Taking up an issue that he apparently hopes will figure strongly in next year's presidential campaign, Barack Obama has visited the southern border of Texas to renew his call for a shake-up of the immigration system that will provide a "path to citizenship" for the 11 million people living illegally in the United States.
Speaking near to a bridge linking El Paso with the Mexican city of Ciudad Juarez, the President launched an uncharacteristically aggressive attack on Republicans who call him "soft" on immigration, saying that since taking office he has "strengthened border security beyond what many believed was possible" and now intends to pursue a "comprehensive" solution that deals with the root causes of the problem.
President Obama advocates a new system under which undocumented workers who admit they broke the law by entering the US in the first place will be required to pay fines and back taxes. After undergoing a background check and waiting for roughly eight years, they will eventually be allowed to claim US citizenship.
The short-term chances of him being able to pass such a law are slim to non-existent, since Republicans who control the House of Representatives (and, despite being in the minority, have powers of veto in the Senate) are strongly opposed to any move that will grant what they say amounts to an amnesty to people who have committed a crime.
But Tuesday afternoon's speech was as much about electoral manoeuvring as it was about actual legislative change. In 2008, Obama won the election with the support of roughly two-thirds of Latino voters, but polls say that his support in the community has since slipped to around 54 per cent.

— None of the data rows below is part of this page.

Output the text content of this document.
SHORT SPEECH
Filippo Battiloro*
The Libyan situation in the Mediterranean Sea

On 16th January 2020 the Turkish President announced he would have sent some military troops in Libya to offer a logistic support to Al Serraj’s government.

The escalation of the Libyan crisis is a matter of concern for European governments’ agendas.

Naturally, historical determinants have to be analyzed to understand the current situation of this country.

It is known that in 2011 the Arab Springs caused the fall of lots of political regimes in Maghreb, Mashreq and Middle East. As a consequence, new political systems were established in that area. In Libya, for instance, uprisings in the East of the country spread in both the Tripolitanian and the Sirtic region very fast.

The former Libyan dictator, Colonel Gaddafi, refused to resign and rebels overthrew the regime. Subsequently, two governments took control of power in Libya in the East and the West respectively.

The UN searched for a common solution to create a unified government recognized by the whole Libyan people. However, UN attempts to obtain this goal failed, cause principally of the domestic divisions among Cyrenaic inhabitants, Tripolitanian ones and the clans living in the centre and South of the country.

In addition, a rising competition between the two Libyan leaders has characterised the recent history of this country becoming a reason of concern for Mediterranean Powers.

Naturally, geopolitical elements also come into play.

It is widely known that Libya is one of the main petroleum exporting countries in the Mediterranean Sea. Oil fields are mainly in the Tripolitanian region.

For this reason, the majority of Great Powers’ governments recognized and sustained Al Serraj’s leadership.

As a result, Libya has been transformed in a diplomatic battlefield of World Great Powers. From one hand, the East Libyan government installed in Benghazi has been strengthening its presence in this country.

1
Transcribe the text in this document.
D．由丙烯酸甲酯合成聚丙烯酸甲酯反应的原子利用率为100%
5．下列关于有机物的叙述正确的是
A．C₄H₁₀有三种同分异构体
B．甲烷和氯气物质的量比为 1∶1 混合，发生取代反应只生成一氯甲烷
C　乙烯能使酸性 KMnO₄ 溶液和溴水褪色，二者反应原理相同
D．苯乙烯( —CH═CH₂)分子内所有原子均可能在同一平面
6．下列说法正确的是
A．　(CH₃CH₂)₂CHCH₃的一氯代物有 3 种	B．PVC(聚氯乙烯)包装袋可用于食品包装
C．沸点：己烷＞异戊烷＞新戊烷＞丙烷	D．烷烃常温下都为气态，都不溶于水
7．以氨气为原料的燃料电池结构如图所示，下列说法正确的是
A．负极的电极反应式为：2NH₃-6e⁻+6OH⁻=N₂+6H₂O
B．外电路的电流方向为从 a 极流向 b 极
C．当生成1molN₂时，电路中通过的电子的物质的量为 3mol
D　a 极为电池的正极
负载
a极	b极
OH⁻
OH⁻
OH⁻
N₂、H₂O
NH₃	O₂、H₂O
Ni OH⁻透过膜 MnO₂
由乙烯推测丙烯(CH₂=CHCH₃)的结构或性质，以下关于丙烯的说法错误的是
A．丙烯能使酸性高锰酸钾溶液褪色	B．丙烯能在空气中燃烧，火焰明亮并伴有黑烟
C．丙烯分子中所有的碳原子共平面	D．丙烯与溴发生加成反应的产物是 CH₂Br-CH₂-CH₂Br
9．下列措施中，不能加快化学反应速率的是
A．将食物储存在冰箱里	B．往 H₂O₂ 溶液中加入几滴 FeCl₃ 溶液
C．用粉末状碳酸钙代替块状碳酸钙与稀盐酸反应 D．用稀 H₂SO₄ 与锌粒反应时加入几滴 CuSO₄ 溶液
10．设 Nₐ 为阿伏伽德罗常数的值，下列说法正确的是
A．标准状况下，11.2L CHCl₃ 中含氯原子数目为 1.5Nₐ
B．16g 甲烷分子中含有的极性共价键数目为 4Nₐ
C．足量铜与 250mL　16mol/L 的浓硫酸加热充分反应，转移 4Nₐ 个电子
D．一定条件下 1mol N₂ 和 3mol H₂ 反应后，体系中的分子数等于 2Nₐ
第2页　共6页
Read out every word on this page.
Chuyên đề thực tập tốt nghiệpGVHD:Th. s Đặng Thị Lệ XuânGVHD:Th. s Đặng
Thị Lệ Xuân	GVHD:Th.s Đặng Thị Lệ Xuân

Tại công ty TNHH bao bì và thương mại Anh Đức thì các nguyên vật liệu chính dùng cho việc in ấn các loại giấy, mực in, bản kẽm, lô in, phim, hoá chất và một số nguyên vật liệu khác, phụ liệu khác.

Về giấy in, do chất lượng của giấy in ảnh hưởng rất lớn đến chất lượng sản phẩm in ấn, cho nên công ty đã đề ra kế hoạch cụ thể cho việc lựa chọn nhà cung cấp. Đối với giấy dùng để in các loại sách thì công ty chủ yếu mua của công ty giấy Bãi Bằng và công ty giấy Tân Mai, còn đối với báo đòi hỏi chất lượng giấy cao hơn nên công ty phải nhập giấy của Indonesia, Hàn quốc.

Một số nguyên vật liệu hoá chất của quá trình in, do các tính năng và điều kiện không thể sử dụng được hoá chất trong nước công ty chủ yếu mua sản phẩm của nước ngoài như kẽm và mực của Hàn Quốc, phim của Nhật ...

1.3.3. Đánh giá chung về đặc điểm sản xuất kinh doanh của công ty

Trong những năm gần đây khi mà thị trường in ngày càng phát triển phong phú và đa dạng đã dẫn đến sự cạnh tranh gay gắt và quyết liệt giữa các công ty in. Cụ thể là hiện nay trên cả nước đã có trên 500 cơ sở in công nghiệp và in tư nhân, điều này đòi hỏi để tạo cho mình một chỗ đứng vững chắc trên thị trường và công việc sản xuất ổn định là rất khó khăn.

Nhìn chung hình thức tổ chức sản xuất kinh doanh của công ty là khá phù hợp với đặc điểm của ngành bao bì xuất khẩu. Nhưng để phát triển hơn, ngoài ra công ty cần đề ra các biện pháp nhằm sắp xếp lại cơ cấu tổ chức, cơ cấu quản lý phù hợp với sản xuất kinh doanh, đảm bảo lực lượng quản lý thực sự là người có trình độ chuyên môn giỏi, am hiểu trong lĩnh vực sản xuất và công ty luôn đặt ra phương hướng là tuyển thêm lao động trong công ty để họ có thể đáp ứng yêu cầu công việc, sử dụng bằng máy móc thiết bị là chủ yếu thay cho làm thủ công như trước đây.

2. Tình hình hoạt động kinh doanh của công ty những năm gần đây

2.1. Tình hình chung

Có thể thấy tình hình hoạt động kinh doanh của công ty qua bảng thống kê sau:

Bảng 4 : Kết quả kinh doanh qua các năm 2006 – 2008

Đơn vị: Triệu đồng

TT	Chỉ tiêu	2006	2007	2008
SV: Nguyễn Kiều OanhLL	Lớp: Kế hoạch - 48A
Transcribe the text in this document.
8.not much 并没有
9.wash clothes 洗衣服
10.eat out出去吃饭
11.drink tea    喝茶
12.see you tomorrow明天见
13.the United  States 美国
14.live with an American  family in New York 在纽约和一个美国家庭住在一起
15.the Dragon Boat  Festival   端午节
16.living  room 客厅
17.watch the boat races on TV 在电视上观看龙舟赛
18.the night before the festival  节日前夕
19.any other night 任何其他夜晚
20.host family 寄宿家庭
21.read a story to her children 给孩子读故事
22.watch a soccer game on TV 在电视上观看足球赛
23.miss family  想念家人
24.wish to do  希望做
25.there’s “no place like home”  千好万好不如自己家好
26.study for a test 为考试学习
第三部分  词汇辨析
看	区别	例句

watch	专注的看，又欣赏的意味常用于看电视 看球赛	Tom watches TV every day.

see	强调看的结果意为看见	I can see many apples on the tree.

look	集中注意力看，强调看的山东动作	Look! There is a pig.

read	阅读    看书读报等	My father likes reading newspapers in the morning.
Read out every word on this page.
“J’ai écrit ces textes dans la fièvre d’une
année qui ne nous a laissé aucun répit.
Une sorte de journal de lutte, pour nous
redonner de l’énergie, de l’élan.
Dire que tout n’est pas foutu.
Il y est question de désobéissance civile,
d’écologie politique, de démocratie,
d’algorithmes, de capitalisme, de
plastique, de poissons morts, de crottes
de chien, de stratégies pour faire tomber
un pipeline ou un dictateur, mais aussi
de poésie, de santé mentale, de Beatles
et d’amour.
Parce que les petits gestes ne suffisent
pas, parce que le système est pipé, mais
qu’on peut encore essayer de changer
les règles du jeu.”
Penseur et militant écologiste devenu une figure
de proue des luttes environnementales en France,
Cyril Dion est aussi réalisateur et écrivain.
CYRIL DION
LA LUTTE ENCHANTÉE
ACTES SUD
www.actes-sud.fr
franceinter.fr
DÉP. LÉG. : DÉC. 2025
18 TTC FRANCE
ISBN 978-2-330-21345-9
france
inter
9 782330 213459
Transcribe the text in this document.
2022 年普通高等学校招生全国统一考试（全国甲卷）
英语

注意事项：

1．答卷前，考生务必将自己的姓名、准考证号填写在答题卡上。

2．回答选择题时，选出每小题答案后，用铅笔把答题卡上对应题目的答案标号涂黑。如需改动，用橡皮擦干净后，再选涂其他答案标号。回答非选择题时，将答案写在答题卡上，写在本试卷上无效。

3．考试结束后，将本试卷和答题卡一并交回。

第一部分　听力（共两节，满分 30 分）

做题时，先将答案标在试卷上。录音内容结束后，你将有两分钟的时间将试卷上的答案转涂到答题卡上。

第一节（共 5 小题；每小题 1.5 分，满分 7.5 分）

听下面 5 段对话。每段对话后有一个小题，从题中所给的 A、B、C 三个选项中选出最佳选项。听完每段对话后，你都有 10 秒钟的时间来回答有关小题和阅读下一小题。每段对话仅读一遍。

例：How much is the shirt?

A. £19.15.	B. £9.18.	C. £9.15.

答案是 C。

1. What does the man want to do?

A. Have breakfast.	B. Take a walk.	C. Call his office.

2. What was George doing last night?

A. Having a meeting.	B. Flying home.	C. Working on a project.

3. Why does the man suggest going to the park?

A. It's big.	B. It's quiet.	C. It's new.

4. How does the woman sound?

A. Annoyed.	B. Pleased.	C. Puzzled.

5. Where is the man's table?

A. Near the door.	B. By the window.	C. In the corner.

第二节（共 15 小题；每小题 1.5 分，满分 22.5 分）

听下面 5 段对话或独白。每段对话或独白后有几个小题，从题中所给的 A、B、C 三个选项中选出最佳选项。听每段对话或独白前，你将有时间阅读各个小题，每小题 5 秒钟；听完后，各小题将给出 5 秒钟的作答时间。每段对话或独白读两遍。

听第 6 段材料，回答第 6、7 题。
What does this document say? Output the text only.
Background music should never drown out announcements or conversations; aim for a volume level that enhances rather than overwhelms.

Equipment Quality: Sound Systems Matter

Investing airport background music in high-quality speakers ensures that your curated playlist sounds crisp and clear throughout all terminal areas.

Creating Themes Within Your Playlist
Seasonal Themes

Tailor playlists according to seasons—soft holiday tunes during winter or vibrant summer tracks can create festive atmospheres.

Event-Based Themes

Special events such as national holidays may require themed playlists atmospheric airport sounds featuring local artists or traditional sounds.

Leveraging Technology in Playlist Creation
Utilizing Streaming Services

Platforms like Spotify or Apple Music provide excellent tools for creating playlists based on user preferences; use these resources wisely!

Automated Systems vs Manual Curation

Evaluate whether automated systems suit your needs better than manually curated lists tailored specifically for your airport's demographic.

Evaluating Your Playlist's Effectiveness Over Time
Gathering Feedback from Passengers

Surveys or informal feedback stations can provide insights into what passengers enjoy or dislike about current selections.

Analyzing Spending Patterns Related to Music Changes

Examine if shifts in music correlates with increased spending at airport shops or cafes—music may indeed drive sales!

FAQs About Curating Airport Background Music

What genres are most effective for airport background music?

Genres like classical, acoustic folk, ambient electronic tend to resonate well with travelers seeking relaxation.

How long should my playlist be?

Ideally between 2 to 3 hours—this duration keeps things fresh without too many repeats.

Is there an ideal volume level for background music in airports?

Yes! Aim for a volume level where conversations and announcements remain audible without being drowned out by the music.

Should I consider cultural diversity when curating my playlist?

With their estimated population at 45 million, and growing fast, the President is anxious to sell his party as the natural home of Hispanic voters in the run-up to next November's poll.
At the same time as courting the minority vote, the President must be careful not to alienate white, working-class "blue-dog" Democrats in mid-western swing states such as Indiana and Ohio, which have relatively small Latino communities. With this in mind, he stressed that while seeking reform, his administration has been doggedly enforcing existing laws. In his first two years, Mr Obama deported 783,000 undocumented workers, an increase of 19 per cent on the Bush era. The number of border patrol officers has meanwhile doubled since 2004, while a large fence now provides a physical barrier to migrants.
To applause and laughter from a mostly supportive crowd, the President argued that opponents of immigration reform have ignored the improving situation. "Now they're going to say that we need to quadruple the border patrol," he said. "Or they'll want a higher fence. Maybe they'll say we need a moat. Maybe they'll want alligators in the moat. They'll never be satisfied! And I understand that. That's politics."